Tel est pris qui croyait prendre. Le ministre de l’intérieur français, Bruno Retailleau, a été pour le moins mal inspiré de vouloir expulser manu militari, sans autre forme de procès, un Algérien résidant régulièrement en France, client, ces jours-ci, de la justice française pour de présumées publications sur les réseaux sociaux passibles de sanctions pénales.
Le gouvernement algérien, par la voie du ministère des affaires étrangères, a, dans une réaction exprimée ce samedi, expliqué en quoi la démarche de Retailleau est contestable, invitant le premier flic de France à réviser les notions de droit les plus élémentaires.
Si le gouvernement algérien a précisé d’emblée que l’Algérie n’est aucunement engagée dans une logique d’escalade, il n’a pas manqué d’asséner des vérités massues à l’extrême droite française qu’il a pris soin de distinguer du gouvernement français.
« L’extrême droite revancharde et haineuse, ainsi que ses hérauts patentés au sein du gouvernement français mènent actuellement une campagne de désinformation, voire de mystification, contre l’Algérie. Ce faisant, ils croient y avoir trouvé un exutoire à leurs rancœurs et à leurs frustrations », a dénoncé le MAE.
Le gouvernement algérien reproche à l’extrême droite française de travailler à saborder les relations algéro-françaises qui se sont grandement altérées, depuis juillet 2024, après que la France ait publiquement exprimé son soutien au plan marocain d’autonomie pour le Sahara Occidental.
« Contrairement à ce que prétendent l’extrême droite française, ses porte-voix et ses relais, l’Algérie n’est, d’aucune façon, engagée dans une logique d’escalade, de surenchère ou d’humiliation. C’est bel et bien l’extrême droite et ses représentants qui veulent imposer à la relation algéro-française leurs vues faites de velléités d’intimidation, de menaces et d’un bras de fer dont ils parlent sans retenue et sans nuances ».
Pour le gouvernement algérien, « l’expulsion arbitraire et abusive d’un ressortissant algérien de France vers l’Algérie a fourni à cette partie nostalgique de la France l’occasion de donner libre cours à ses règlements de compte historiques avec l’Algérie souveraine et indépendante », ajoutant que « cette occasion a été mal-choisie.
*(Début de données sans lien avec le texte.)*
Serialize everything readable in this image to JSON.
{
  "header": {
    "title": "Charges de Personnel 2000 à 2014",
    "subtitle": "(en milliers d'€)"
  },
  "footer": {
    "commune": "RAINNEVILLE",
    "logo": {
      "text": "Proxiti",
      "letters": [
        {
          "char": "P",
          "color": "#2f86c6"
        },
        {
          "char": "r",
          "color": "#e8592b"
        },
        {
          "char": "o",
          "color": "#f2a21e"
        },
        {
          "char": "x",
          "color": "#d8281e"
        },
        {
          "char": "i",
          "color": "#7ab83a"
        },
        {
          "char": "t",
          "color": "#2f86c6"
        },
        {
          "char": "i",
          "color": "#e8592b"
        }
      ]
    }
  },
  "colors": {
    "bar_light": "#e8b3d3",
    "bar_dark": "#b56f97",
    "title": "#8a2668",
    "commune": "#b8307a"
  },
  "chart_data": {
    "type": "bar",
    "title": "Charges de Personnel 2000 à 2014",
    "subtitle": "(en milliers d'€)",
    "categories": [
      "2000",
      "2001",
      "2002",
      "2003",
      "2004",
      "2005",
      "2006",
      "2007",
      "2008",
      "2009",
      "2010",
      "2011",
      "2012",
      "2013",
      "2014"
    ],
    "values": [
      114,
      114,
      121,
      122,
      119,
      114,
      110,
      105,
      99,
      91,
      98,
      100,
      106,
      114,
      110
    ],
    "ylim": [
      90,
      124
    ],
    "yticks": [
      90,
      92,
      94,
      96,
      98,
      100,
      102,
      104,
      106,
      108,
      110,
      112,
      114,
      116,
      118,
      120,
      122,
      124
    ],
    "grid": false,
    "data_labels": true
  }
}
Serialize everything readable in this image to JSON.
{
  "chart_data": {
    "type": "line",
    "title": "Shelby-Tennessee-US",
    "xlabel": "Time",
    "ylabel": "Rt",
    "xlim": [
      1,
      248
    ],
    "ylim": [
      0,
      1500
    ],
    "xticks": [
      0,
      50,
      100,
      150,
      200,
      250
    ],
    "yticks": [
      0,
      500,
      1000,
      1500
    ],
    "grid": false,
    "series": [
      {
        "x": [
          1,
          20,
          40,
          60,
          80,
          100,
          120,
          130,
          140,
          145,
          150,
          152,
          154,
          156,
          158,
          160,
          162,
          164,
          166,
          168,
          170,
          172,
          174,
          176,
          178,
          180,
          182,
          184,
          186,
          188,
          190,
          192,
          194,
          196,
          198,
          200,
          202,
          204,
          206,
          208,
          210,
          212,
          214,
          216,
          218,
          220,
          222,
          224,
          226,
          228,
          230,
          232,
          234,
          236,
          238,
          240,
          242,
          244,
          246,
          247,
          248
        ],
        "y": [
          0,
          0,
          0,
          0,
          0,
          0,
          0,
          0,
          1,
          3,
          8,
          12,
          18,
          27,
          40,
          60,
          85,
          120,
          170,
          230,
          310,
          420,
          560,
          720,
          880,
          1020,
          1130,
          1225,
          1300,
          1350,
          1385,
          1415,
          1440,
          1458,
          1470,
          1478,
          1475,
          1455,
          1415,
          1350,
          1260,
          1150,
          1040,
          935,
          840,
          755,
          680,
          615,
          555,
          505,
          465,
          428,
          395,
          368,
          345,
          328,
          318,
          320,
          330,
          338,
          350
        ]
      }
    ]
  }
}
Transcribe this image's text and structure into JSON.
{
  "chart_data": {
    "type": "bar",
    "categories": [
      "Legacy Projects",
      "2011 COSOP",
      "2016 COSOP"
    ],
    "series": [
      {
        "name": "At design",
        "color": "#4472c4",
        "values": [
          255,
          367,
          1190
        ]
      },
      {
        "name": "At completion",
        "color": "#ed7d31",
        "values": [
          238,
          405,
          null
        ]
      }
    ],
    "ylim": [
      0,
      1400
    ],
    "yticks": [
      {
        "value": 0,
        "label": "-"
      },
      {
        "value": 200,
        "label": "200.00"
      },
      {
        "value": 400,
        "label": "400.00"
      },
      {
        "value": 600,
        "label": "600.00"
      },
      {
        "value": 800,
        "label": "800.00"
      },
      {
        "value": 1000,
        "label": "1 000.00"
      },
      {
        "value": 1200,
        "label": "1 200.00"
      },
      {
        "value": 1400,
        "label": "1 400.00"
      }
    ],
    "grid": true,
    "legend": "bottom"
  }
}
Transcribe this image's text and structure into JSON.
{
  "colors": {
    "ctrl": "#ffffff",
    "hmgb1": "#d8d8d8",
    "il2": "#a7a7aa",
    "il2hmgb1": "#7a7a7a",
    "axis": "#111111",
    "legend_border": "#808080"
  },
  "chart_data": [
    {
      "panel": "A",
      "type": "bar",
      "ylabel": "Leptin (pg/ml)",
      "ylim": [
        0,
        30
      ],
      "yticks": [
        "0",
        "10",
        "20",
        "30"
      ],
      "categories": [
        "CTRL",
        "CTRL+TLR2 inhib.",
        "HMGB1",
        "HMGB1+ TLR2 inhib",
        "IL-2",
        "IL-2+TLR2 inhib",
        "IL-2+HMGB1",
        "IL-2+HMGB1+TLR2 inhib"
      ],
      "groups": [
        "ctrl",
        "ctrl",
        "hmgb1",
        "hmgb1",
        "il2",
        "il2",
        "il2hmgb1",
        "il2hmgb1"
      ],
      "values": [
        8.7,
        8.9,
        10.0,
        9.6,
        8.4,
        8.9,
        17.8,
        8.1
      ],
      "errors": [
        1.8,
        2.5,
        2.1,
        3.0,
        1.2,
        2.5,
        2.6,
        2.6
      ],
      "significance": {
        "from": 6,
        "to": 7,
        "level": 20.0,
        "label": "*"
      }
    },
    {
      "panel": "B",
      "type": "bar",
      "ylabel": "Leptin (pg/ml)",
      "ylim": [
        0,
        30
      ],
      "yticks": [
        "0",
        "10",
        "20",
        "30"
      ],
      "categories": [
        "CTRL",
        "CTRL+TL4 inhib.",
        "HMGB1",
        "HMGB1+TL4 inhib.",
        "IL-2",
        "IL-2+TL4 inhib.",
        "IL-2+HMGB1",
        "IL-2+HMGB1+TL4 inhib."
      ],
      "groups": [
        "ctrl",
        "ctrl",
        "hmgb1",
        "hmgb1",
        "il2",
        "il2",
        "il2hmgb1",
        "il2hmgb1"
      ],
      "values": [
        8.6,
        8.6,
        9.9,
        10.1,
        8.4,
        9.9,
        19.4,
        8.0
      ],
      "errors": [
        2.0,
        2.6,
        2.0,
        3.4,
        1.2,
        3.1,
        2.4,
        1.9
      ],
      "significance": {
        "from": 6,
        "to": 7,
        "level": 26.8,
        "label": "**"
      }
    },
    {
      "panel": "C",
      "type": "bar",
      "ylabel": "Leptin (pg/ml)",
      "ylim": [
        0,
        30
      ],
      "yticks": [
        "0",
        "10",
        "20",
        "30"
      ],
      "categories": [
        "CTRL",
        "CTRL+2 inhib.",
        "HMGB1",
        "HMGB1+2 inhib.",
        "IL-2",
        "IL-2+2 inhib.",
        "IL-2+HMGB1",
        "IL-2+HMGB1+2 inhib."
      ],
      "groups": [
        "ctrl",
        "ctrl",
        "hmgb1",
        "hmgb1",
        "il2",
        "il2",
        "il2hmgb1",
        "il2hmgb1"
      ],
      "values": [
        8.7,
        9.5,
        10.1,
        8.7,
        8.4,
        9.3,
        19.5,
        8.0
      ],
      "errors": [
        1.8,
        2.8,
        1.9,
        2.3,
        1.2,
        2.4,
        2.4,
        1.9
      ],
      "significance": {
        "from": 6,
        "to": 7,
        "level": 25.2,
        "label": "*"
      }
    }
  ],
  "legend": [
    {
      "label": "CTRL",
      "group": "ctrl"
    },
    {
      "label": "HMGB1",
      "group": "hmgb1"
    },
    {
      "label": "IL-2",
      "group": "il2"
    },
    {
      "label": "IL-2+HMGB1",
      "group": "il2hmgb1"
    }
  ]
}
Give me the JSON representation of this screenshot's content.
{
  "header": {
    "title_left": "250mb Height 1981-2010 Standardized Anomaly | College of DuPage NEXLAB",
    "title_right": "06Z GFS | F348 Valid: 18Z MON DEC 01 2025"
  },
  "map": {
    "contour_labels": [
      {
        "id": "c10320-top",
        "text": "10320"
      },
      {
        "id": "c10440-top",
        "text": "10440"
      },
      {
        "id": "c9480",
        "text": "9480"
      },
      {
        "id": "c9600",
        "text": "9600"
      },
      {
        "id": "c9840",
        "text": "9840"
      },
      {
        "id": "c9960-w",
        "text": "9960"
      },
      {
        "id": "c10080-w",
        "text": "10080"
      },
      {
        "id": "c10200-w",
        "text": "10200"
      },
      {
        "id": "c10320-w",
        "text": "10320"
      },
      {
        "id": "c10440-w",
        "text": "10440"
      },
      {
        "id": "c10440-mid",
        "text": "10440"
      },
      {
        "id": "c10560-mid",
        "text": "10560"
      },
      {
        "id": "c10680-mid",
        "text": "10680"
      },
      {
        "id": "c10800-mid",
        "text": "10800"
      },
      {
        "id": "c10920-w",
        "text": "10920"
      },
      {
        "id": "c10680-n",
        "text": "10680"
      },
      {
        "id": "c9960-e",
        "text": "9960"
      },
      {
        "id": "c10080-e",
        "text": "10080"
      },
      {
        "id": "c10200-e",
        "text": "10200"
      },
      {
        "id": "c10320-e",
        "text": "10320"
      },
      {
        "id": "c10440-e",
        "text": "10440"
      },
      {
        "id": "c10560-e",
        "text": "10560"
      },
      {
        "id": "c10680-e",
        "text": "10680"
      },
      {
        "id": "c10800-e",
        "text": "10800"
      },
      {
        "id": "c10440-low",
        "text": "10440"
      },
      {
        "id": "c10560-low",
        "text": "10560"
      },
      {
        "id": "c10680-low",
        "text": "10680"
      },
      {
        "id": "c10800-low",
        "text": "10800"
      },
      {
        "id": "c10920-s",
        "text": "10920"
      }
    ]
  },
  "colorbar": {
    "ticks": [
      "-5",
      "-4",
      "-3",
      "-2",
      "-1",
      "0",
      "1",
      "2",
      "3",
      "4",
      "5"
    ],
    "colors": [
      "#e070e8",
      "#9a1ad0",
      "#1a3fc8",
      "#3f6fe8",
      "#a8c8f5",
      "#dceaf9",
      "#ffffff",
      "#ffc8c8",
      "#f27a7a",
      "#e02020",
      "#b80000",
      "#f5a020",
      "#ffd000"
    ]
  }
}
En effet, le ressortissant objet de l’expulsion vit en France ce depuis 36 ans. Il y dispose d’un permis de séjour depuis 15 ans. Il est père de deux enfants nés de son union avec une ressortissante française. Enfin, il est socialement intégré dan la mesure où il exerce un emploi stable depuis 15 ans ».
Si le gouvernement algérien a pris le soin de souligner toutes ces données, c’est pour conclure que l’expulsion objet de polémiques est « précipitée et contestable », tant est que cette dernière l’a empêché de faire ses droits devant les juridictions françaises et européennes.
« En conséquence, ce ressortissant n’a pu bénéficier d’un procès judiciaire en bonne et due forme, qui constitue un rempart contre l’abus de pouvoir, dans la mesure où son ordre d’expulsion, s’il avait été mené à son terme, l’aurait privé de défendre ses droits lors du procès prévu le 24 février de l’année en cours », fait encore remarquer le MAE.
Précipitant son ordre d’expulsion, le ministre de l’intérieur français n’a pas respecté la convention consulaire algéro-française du 24 mai 1974, laquelle oblige la partie française à informer la partie algérienne sur l’arrestation, la garde à vue et la détention du ressortissant objet de l’expulsion. Le gouvernement algérien accuse également la partie française de ne pas avoir donné suite à la demande algérienne « d’exercer sa protection consulaire au profit du ressortissant concerné à travers le droit de visite ».
« Au vu de tous ces dépassements et de toutes ces violations des droits acquis par le ressortissant algérien sur le territoire français, la décision algérienne dans cette affaire est animée par le souci de lui permettre de répondre aux accusations qui sont portées contre lui, de faire valoir ses droits dans le cadre d’un processus judiciaire juste et équitable sur le territoire français », a précisé encore le MAE.
Jeudi 9 janvier, la France a tenté d’expulser vers l’Algérie un influenceur qui publie sur les réseaux sociaux sous le patronyme de « Boualemn ». Ce dernier avait été interpellé dimanche à Montpellier pour des publications dur TikToK dans lesquelles il appelle à la violence contre des militants politiques algériens.
Boualem sera renvoyé en France le jour même, soit dans la soirée du jeudi. Le vendredi, Bruno Retailleau a déclaré que « on a atteint avec l’Algérie un seuil extrêmement inquiétant », ajoutant que « la France ne peut pas supporter cette situation ».